Charles Edwards plays Henry Trebell, a man with bold plans to reform relations between Church and state. But his career takes a hit after a brief, loveless liaison with the estranged wife of an Irish Republican. She gets pregnant, but doesn’t want the child, and dies trying to get rid of it.
Hildegard Bechtler’s set looks like one of Ben Nicholson’s most clinical exercises in the abstract. It consists of a series of curved and sliding panels that make the most of Lyttelton’s capacity for the cinematic, everything painted in shades of cream and beige, mushroom colours, a huge moon hanging above. The design only heightens the play’s stultifying crispness.

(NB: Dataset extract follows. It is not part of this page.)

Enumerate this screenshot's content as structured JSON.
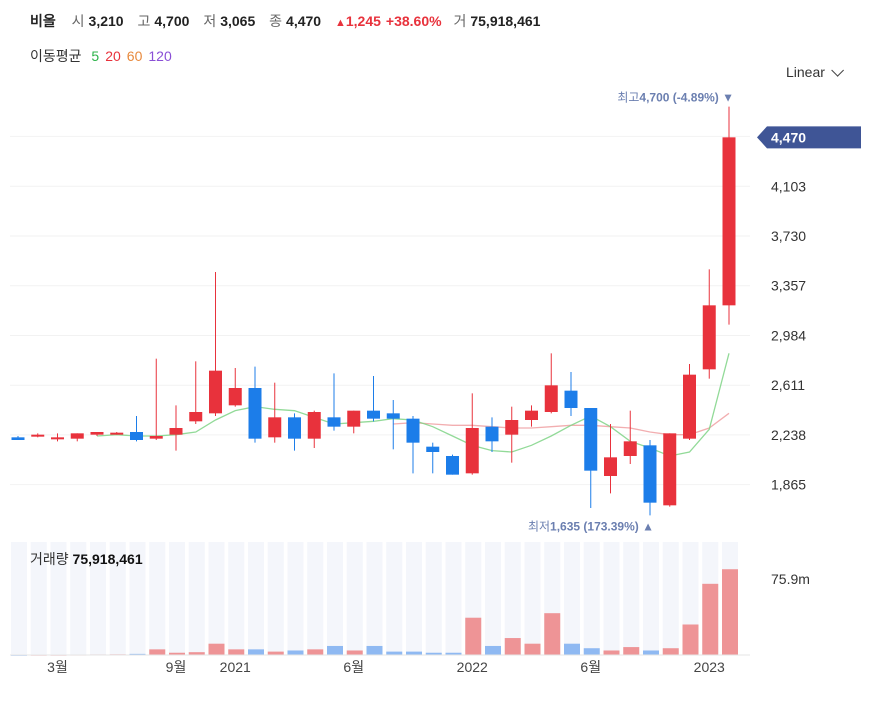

Edwards and Olivia Williams, as the unfortunate Amy, give fine, if cool, performances, but neither is very sympathetic and it’s Sylvestra Le Touzel, as Henry’s sister, who gives the production its (faint) pulse. Even in the moments when emotion intrudes on proceedings, Roger Michell’s production remains reptilian: men in suits debating ideas while a woman dies; that’s presumably intentional and part of the drive behind the production, but it makes for a difficult – and long – watch all the same.
The press performance was paused owing to a medical situation in the audience. Despite this, the cast and company ran the production to its conclusion. The Stage does not believe this incident has a bearing on its criticism.